SemiParBIVProbit-package: Semiparametric Bivariate Probit Modelling
Description
SemiParBIVProbit provides a function for bivariate probit modelling with semiparametric
predictors, including linear and nonlinear effects. Several bivariate copula distributions and asymmetric link
functions are also supported.Details
SemiParBIVProbit provides a function for flexible bivariate probit modelling, in the presence of
correlated error equations, endogeneity, non-random sample selection or partial observability. The underlying representation and
estimation of the model is based on a penalized regression spline approach, with automatic smoothness selection. Several
bivariate copula distributions and asymmetric links are also available. The
numerical routine carries out function minimization using a trust region Newton algorithm from the package trust in combination with
an adaptation of a low level smoothness estimation fitting procedure from the package mgcv.

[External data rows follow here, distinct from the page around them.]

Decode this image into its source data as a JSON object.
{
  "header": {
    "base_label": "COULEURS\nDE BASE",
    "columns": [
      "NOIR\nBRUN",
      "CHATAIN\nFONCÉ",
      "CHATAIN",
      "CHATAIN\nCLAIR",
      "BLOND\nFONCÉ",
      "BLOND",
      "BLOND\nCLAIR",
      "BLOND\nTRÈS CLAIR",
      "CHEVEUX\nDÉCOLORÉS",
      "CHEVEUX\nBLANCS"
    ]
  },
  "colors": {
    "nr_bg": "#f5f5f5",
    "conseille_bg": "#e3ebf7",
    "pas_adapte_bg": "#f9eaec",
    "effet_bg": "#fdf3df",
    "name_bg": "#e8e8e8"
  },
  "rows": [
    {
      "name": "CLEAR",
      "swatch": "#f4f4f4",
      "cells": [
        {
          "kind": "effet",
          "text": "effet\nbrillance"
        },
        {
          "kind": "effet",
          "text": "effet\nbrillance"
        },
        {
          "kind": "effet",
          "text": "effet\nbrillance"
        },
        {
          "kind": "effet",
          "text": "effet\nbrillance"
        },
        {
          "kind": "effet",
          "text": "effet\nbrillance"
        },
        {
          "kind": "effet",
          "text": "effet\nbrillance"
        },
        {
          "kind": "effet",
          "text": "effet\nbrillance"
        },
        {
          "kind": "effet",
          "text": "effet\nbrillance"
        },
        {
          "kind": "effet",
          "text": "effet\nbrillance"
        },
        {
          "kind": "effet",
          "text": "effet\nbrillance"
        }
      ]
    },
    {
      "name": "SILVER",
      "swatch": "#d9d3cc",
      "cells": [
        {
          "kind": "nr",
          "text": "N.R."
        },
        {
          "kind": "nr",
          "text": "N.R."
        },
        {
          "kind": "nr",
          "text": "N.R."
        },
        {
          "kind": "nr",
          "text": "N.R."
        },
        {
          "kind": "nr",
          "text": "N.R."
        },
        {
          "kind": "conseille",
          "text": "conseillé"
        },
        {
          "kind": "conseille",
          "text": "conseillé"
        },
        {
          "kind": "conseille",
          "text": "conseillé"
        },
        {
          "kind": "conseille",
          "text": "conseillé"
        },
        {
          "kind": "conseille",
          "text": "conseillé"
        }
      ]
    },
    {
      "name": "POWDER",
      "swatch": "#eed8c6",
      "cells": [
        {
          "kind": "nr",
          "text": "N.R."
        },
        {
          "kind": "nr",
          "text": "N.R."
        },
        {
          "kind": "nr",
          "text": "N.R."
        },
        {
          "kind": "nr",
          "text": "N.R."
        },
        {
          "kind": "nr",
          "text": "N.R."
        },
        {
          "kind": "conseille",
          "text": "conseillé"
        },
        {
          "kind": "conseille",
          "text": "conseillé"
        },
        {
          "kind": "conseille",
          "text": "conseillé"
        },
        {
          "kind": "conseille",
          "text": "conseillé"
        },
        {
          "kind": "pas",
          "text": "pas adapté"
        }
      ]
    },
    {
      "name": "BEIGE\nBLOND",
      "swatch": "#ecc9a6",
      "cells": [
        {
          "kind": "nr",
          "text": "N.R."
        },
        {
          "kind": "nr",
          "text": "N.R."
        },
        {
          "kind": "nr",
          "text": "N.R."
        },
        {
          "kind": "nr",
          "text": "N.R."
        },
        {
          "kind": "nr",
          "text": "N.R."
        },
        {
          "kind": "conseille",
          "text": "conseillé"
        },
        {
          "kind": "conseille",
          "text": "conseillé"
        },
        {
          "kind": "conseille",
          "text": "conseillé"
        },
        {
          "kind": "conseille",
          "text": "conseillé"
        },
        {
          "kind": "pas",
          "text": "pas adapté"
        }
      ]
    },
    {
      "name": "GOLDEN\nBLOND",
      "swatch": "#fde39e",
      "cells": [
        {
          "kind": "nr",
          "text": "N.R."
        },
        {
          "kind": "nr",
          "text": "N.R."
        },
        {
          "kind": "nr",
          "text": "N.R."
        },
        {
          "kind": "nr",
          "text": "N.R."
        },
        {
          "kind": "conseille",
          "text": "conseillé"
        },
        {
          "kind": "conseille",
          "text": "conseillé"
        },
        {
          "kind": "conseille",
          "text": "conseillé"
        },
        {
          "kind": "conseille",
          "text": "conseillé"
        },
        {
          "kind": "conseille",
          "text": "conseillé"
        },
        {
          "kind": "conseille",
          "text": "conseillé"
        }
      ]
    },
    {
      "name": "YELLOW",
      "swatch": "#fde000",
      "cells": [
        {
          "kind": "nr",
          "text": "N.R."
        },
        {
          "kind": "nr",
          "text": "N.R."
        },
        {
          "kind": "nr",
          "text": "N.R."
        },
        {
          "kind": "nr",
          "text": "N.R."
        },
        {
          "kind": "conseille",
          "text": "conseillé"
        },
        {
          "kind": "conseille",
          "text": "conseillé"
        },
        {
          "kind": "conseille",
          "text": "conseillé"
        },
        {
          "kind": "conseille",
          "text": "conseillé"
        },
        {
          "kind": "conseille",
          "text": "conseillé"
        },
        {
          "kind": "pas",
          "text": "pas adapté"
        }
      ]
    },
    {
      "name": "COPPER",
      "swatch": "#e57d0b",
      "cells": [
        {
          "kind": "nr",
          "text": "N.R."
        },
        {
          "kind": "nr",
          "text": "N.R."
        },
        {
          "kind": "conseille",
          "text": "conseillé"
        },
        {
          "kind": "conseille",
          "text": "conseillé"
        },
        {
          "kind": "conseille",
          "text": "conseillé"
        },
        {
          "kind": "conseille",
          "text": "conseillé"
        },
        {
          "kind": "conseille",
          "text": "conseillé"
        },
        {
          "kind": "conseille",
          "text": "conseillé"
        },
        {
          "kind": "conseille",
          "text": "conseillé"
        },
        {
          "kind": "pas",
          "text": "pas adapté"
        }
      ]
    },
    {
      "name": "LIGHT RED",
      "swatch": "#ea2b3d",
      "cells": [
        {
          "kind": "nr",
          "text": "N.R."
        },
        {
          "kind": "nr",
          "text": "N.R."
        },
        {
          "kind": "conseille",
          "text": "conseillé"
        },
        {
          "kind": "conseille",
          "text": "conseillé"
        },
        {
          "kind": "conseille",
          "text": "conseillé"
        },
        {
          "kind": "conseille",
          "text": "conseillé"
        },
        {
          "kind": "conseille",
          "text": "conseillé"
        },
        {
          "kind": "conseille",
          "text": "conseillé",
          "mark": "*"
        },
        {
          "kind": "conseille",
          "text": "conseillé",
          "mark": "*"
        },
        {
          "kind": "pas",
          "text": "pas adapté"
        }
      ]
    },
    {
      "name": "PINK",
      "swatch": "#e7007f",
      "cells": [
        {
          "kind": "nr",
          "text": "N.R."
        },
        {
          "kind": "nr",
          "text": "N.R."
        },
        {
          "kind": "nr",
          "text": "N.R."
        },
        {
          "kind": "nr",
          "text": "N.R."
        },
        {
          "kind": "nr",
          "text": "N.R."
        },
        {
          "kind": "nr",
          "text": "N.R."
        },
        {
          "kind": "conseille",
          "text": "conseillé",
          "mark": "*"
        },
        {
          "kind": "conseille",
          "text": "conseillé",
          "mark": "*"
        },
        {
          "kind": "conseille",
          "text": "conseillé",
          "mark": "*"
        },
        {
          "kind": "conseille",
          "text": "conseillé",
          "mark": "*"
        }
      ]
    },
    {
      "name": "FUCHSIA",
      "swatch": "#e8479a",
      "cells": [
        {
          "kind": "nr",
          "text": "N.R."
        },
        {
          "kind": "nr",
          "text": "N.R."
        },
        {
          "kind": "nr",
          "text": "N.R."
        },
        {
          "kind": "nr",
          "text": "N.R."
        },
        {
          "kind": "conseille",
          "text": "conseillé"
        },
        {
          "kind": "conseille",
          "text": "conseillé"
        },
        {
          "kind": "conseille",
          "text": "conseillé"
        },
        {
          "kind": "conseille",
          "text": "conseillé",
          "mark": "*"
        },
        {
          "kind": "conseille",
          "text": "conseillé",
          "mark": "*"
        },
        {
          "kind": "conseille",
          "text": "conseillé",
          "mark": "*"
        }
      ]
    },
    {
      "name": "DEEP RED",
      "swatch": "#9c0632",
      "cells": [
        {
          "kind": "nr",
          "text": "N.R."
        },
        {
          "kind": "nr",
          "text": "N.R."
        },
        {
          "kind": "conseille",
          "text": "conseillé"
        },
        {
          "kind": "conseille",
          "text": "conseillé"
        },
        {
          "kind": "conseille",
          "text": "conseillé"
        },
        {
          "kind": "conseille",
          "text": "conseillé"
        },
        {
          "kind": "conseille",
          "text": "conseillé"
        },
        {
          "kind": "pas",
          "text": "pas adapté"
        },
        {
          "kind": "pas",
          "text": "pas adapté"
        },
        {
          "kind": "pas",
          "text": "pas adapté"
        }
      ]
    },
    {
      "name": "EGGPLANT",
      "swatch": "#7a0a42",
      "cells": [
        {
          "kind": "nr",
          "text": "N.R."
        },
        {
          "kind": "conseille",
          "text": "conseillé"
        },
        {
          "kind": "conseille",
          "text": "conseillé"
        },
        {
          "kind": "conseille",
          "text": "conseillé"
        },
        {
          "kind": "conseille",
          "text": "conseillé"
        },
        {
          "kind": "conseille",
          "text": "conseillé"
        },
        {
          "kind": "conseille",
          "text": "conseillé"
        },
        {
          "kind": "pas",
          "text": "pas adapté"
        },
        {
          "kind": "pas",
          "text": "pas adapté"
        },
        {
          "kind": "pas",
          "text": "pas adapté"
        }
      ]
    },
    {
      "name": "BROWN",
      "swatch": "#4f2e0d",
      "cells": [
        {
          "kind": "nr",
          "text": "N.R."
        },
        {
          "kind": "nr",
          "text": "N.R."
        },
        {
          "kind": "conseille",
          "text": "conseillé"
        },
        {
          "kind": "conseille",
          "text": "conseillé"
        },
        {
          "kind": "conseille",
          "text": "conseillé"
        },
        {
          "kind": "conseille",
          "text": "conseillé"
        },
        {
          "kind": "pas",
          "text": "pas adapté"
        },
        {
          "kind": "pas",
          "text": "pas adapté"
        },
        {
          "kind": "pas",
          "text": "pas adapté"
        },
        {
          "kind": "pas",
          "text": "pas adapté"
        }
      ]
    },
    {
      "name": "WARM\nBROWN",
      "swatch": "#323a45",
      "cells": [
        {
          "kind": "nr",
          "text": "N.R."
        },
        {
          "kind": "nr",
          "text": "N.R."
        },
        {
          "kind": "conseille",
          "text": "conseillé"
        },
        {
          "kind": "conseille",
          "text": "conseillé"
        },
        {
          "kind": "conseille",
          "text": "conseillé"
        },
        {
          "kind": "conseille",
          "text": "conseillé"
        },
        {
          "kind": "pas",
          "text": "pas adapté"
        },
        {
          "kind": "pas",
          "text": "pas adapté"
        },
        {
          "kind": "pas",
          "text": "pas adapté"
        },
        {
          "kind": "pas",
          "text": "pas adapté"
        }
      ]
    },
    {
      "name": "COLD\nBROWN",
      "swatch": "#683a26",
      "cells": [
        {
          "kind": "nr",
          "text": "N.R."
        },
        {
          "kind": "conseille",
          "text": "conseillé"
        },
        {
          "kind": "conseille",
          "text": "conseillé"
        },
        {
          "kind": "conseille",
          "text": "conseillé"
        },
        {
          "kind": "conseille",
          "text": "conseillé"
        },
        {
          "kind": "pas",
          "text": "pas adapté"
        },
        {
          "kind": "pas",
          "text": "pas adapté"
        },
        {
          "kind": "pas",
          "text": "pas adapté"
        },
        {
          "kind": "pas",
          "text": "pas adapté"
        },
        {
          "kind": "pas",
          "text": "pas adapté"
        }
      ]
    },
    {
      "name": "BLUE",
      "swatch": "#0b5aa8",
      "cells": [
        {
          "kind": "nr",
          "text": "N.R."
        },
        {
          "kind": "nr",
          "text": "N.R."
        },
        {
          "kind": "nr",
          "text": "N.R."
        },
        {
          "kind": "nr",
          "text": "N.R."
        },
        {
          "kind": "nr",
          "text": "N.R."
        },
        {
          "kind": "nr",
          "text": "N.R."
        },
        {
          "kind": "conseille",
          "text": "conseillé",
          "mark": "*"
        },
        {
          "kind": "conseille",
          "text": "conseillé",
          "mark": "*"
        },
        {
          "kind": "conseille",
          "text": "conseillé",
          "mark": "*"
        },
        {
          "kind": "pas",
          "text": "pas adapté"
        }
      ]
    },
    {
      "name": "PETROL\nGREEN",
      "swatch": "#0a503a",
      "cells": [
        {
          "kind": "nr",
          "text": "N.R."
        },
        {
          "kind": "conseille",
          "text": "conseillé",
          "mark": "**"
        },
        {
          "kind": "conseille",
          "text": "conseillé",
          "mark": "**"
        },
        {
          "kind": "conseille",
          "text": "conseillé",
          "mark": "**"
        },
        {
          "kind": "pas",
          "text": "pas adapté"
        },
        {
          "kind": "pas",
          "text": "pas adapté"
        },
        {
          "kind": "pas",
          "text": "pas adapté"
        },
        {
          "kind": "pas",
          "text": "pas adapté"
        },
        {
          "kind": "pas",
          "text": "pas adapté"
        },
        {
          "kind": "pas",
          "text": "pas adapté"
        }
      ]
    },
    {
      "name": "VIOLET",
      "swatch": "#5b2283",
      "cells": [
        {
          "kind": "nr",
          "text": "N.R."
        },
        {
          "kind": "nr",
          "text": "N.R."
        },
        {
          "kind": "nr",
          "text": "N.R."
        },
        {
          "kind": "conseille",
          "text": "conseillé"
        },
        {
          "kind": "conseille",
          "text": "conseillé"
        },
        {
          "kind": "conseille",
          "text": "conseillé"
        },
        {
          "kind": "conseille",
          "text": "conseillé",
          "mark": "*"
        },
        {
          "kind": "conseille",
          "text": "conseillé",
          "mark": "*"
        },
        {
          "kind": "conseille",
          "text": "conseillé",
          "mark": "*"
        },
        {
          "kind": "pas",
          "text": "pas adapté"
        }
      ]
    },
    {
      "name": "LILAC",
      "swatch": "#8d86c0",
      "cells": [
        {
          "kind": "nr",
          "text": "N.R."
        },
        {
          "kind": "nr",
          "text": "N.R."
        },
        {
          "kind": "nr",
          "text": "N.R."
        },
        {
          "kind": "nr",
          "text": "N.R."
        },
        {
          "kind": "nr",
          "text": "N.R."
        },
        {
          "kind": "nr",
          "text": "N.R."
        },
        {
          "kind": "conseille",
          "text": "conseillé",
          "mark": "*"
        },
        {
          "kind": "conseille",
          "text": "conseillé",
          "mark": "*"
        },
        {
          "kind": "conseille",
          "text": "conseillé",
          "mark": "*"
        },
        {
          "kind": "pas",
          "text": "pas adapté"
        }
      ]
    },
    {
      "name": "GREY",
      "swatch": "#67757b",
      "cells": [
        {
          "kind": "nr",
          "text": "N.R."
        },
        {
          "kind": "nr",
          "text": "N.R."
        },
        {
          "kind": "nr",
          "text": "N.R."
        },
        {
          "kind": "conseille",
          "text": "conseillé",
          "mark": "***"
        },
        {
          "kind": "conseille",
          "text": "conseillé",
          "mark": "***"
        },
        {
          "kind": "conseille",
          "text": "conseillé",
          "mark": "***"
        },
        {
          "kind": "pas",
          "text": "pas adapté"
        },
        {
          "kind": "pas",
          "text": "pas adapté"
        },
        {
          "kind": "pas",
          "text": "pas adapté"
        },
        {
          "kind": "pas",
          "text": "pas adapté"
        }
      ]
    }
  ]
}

SemiParBIVProbit supports the use of many smoothers as extracted from mgcv. Estimation is by penalized
maximum likelihood with automatic smoothness estimation achieved
by using the approximate Un-Biased Risk Estimator (UBRE) which can also be viewed as an approximate AIC.
Confidence intervals for smooth components are derived using a Bayesian approach. Approximate p-values for testing
individual smooth terms for equality to the zero function are also provided. Functions plot.SemiParBIVProbit and
summary.SemiParBIVProbit extract such information from a fitted SemiParBIVProbitObject. Model/variable
selection is also possible via the use of shrinakge smoothers or information criteria.
Tools for testing the hypothesis of uncorrelated error equations/absence of unobserved
confounding/absence of endogeneity/absence of non-random sample selection are also available.References
Marra G. (2013), On P-values for Semiparametric Bivariate Probit Models. Statistical Methodology, 10(1), 23-28.
Marra G. and Radice R. (2011), Estimation of a Semiparametric Recursive Bivariate Probit in the Presence of Endogeneity. Canadian Journal of Statistics, 39(2), 259-279.
Marra G. and Radice R. (2013), A Penalized Likelihood Estimation Approach to Semiparametric Sample Selection Binary Response Modeling. Electronic Journal of Statistics, 7, 1432-1455.
Marra G. and Radice R. (submitted), Flexible Bivariate Binary Models for Estimating the Efficacy of Phototherapy for Newborns with Jaundice.
Marra G., Radice R. and Missiroli S. (2014), Testing the Hypothesis of Absence of Unobserved Confounding in Semiparametric Bivariate Probit Models. Computational Statistics, 29(3-4), 715-741.
Marra G., Radice R. and Filippou P. (submitted), Regression Spline Bivariate Probit Models: A Practical Approach to Testing for Exogeneity.
McGovern M.E., Barnighausen T., Marra G. and Radice R. (forthcoming), On the Assumption of Joint Normality in Selection Models: A Copula Based Approach Applied to Estimating HIV Prevalence. Epidemiology.
Radice R., Marra G. and M. Wojtys (submitted), Copula Regression Spline Models for Binary Outcomes.